Ottawa Citizen

Government disability policies morally and economical­ly wrong

- RANDALL DENLEY Randall Denley is a strategic communicat­ions consultant and former Ontario PC candidate. Contact him at randallden­ley1@gmail.com.

Let’s get this straight. The federal government’s extension of a program that pays people with disabiliti­es $1.15 an hour is not a good news story. It’s the continuati­on of an outdated attitude that says disabled people need a sheltered work environmen­t and if you give them a few dollars and a pat on the head, they’ll be happy.

Seriously, how can the federal government in good conscience pay anyone $1.15 an hour to do document disposal work that needs to be done and, if this program were to be cancelled, would be done by other workers making regular wages?

Call it an honorarium if you like, but there is no moral foundation for paying wages that would be rejected by the average child, just because the workers have disabiliti­es.

The ostensible reason for the mini-pay, and the ultimate stupidity in this whole situation, is a provincial government rule that claws back half of every dollar of earnings for many people with disabiliti­es, beyond a meagre $200 a month limit.

The Ontario Disability Support Program pays a single person a maximum of $1,098 a month to cover their food and shelter needs, then discourage­s them from working to make enough to support themselves.

Ontario is one of three provinces with a stand-alone disability support program. Most provinces pay welfare to people with disabiliti­es.

A separate program is good, but it pays only a little more than welfare.

B.C. and Alberta both take a more reasonable approach. In B.C., a single disabled person is able to earn $9,600 a year without having his disability pension reduced. The limit is far more generous than Ontario’s and, being annual, doesn’t penalize people who take short-term jobs. Alberta provides up to $1,588 a month to a disabled person and the first $800 of monthly net employment income is exempt from claw back.

Ontarians imagine themselves to be generous and caring, but when it comes to people with disabiliti­es, we are Scrooges. Without enough money to support themselves, disabled people must rely on the goodwill of social service organizati­ons or family members to survive.

Disability is a big catch-all that includes a lot of types of people with varying degrees of mental and physical disability. About one Ontarian in seven has some kind of disability. Any of us is just a disabling disease or an accident away from becoming disabled ourselves.

Is this how we would want to be treated?

By comparison, we understand that seniors need enough money to survive and have a support system that is relatively generous, compared to what people with disabiliti­es receive.

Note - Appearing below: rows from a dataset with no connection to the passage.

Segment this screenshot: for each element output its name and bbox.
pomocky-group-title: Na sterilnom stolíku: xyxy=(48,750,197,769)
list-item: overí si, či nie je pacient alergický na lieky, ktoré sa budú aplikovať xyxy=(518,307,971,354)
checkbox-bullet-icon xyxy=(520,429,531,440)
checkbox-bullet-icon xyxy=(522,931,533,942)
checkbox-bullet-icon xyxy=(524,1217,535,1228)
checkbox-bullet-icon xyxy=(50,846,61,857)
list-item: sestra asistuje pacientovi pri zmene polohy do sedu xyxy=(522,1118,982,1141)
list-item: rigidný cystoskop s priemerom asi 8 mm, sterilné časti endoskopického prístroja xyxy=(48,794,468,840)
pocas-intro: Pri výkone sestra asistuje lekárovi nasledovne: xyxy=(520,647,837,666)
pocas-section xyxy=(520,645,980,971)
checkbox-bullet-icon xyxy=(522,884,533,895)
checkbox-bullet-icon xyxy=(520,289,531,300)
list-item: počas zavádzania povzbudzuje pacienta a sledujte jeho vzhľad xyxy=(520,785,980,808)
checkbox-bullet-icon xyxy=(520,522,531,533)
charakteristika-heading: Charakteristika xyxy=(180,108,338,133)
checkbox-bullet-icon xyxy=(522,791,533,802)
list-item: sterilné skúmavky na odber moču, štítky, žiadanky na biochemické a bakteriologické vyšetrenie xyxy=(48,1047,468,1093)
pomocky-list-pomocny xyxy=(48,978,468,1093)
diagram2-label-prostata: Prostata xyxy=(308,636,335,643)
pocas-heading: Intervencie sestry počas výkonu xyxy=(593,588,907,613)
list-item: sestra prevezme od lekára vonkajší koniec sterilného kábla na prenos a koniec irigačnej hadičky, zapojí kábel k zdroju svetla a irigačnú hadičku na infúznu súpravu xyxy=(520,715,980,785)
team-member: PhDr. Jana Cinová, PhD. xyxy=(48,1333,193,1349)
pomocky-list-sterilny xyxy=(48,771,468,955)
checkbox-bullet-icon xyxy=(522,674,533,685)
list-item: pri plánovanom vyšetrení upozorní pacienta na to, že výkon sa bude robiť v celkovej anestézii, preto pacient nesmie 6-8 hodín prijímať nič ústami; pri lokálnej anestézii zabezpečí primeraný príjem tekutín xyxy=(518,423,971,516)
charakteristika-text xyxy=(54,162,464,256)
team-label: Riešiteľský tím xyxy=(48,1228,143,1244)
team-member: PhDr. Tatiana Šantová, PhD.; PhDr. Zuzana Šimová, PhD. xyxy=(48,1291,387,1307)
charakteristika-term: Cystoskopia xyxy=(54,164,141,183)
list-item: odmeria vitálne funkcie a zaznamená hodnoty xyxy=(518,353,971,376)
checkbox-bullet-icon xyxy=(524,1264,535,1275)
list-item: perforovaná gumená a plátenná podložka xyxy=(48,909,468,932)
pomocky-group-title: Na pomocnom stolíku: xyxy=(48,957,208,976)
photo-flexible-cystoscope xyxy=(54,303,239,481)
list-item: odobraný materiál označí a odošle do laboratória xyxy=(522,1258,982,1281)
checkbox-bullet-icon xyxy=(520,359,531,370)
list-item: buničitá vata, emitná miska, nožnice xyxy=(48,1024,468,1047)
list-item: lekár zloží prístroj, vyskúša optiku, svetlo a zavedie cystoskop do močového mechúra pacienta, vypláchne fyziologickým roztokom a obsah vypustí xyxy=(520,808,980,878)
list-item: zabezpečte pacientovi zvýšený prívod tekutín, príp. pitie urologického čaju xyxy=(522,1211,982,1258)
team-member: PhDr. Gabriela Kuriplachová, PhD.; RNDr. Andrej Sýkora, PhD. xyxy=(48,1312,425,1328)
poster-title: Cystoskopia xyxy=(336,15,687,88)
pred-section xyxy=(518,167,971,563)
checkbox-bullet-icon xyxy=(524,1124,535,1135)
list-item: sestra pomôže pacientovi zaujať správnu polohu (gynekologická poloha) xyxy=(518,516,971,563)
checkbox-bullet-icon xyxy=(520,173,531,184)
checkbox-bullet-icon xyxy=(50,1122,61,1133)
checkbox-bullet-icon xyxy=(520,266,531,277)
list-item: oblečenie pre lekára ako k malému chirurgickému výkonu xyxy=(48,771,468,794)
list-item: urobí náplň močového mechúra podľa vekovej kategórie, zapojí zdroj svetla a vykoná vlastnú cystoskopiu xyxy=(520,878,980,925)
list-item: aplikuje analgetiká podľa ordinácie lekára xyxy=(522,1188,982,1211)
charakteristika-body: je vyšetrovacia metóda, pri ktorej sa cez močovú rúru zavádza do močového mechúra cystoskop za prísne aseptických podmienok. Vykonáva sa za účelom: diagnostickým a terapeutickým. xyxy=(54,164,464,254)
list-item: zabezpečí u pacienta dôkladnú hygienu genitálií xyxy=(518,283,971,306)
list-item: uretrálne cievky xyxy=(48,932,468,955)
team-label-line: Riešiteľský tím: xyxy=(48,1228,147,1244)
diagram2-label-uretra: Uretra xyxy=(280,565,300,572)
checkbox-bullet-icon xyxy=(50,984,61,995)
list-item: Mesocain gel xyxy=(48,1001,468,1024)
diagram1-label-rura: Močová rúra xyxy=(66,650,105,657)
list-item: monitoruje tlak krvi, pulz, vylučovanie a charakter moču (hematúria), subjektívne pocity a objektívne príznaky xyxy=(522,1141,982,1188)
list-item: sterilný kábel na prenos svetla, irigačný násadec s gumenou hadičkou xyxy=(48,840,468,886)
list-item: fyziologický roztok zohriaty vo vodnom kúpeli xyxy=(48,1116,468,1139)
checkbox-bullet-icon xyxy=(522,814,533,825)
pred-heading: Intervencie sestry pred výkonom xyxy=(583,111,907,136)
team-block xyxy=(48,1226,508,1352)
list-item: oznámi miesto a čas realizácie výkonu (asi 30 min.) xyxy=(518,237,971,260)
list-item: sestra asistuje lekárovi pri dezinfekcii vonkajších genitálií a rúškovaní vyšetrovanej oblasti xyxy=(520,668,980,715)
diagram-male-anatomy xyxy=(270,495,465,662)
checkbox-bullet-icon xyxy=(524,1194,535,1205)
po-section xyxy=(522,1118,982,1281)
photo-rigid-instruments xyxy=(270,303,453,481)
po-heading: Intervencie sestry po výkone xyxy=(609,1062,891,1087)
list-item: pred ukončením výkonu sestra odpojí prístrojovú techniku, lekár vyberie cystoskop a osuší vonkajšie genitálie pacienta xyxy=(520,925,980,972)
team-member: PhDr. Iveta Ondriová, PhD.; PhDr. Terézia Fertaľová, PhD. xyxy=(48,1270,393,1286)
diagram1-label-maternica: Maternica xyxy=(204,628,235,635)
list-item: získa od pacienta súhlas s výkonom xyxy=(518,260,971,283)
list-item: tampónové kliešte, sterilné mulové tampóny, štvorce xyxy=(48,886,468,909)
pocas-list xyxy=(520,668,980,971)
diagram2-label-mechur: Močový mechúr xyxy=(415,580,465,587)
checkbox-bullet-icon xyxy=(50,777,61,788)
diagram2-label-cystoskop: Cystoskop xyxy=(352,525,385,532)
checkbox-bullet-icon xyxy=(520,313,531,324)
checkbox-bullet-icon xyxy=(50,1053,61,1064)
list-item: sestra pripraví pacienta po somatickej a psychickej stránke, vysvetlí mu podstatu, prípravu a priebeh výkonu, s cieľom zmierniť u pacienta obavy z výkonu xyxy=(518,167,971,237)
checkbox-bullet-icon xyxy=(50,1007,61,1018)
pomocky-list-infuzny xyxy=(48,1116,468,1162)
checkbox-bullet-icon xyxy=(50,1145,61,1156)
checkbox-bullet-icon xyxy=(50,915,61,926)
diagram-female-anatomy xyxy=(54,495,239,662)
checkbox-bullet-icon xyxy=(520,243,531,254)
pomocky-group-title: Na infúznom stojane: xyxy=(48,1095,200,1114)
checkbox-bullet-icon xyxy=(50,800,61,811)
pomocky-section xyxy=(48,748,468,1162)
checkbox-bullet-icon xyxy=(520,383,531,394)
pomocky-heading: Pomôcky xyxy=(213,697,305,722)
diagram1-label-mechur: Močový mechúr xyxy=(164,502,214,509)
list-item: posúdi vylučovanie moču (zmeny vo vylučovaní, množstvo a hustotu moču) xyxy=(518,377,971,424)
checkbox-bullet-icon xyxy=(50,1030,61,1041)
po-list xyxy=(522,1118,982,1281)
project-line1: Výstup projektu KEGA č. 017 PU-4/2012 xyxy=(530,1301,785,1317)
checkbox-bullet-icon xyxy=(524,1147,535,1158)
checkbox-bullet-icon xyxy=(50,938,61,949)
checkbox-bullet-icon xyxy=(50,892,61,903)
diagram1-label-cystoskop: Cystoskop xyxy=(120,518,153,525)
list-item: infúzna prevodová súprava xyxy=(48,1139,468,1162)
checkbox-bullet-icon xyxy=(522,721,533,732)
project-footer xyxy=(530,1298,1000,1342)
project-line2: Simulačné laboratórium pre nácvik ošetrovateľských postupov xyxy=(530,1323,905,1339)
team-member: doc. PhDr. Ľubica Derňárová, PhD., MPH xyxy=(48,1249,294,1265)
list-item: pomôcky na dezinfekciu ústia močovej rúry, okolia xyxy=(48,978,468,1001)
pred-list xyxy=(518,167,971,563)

According to federal statistics, the poverty rate for people with a disability is 14.4 per cent, more than twice the rate for seniors. The federal government does partially claw back its Old Age Security payment for seniors, but not until incomes exceed $71,000. Disabled people below the poverty line have income clawed back by the provincial government. How can that be right?

In another example of government­s working at cross purposes, people with disabiliti­es who have spent time in the workforce are eligible for a CPP disability benefit, but the province reduces its payments by an equal amount.

The really frustratin­g part is that government should want to encourage people with disabiliti­es to work. A recent federal government study found that there were 795,000 working-age Canadians who are not working but whose disability doesn’t prevent them from doing so. Almost half of these people had post-secondary education.

In many areas, Canada is short of workers. Getting the disabled into the workforce not only provides them with dignity and needed money, it helps our economy, too.

Forward-looking employers have already realized that and are specifical­ly seeking out people with disabiliti­es because they are reliable workers who are less likely to switch from employer to employer.

The experience of the paperdispo­sal workers in Ottawa is an example of that.

The way government­s in this country treat disabled people is not only morally wrong, it doesn’t make economic sense, either.